1. Pendirian Rumah Ibadah .
2. Penyiaran Agama.
3. Bantuan Keagamaan dari Luar Negeri.
4. Tenaga Asing Bidang Keagamaan.


II.                Konsep Tri Kerukunan
Tri kerukunan umat beragama bertujuan agar masyarakat Indonesia bisa hidup dalam kebersamaan, sekali pun banyak perbedaan. Konsep ini dirumuskan dengan teliti dan bijak agar tidak terjadi pengekangan atau pengurangan hak-hak manusia dalam menjalankan kewajiban dari ajaran-ajaran agama yang diyakininya.Trikerukunan ini meliputi tiga kerukunan, yaitu: Kerukunan intern umat beragama, Kerukunan antar umat beragama, dan Kerukunan antara umat beragama dan pemerintah.
Pertama: Kerukunan intern umat beragama
Perbedaan pandangan dalam satu agama bisa melahirkan konflik di dalam tubuh suatu agama itu sendiri. Perbedaan madzhab adalah salah satu perbedaan yang nampak dan nyata. Kemudian lahir pula perbedaan ormas keagamaan. Walaupun satu aqidah, yakni aqidah Islam, perbedaan sumber penafsiran, penghayatan, kajian, pendekatan terhadap Al-Quran dan As-Sunnah terbukti mampu mendisharmoniskan intern umat beragama.Konsep ukhuwwah islamiyah merupakan salah satu sarana agar tidak terjadi ketegangan intern umat Islam yang menyebabkan peristiwa konflik . Konsep pertama ini mengupayakan berbagai cara agar tidak saling klain kebenaran. Menghindari permusuhan karena perbedaan madzhab dalam Islam. Semuanya untuk menciptakan kehidupan beragama yang tenteram, rukun, dan penuh kebersamaan.
Kedua: Kerukunan antar umat beragama
Konsep kedua dari trikerukunan memiliki pengertian kehidupan beragama yang tentram antar masyarakat yang berbeda agama dan keyakinan. Tidak terjadi sikap saling curiga mencurigai dan selalu menghormati agama masing-masing.Berbagai kebijakan dilakukan oleh pemerintah, agar tidak terjadi saling mengganggu umat beragama lainnya. Semaksimal mungkin menghindari kecenderungan konflik karena perbedaan agama. Semua lapisan masyarakat bersama-sama menciptakan suasana hidup yang rukun dan damai di Negara Republik Indonesia.

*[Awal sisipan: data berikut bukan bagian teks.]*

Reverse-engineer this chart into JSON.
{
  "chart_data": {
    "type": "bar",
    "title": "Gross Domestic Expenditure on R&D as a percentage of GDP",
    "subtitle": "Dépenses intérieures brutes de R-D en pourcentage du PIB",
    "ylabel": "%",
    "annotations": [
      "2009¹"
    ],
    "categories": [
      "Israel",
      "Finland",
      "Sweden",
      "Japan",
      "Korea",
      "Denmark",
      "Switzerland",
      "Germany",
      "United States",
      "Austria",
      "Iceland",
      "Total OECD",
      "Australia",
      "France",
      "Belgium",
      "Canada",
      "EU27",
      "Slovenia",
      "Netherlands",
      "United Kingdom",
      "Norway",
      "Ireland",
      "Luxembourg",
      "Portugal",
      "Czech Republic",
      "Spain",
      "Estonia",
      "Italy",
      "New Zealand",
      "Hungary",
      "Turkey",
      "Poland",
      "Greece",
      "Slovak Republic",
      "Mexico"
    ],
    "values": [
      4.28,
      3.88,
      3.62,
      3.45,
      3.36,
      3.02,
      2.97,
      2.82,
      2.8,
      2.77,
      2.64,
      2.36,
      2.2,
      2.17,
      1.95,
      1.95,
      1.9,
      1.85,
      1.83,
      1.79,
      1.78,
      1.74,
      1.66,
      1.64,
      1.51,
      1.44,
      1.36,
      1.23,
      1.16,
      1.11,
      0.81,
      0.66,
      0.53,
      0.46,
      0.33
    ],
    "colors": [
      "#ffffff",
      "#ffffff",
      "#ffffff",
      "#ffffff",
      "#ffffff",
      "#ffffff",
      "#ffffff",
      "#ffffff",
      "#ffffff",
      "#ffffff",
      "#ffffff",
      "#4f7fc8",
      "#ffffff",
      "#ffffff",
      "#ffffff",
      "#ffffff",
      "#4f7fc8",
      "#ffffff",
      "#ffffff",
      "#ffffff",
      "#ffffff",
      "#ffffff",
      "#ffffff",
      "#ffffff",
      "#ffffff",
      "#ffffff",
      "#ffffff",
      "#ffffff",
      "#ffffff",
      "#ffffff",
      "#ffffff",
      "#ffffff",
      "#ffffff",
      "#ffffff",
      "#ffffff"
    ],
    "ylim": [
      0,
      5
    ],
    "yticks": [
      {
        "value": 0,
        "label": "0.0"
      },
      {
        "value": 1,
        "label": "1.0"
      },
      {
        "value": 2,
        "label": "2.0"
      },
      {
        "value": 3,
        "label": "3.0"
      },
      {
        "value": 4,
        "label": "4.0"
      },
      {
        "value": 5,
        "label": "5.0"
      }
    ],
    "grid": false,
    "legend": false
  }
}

Ketiga: Kerukunan antara umat beragama dan pemerintah
Pemerintah ikut andil dalam menciptakan suasana tentram, termasuk kerukunan antara umat beragama dengan pemerintah sendiri. Semua umat beragama yang diwakili para pemuka dari tiap-tiap agama dapat sinergis dengan pemerintah. Bekerjasama dan bermitra dengan pemerintah untuk menciptakan stabilitas persatuan dan kesatuan bangsa.Trikerukunan umat beragama diharapkan menjadi menjadi salah satu solusi agar terciptanya kehidupan umat beragama yang damai, penuh kebersamaan, bersikap toleran, saling menghormati dan menghargai dalam perbedaan.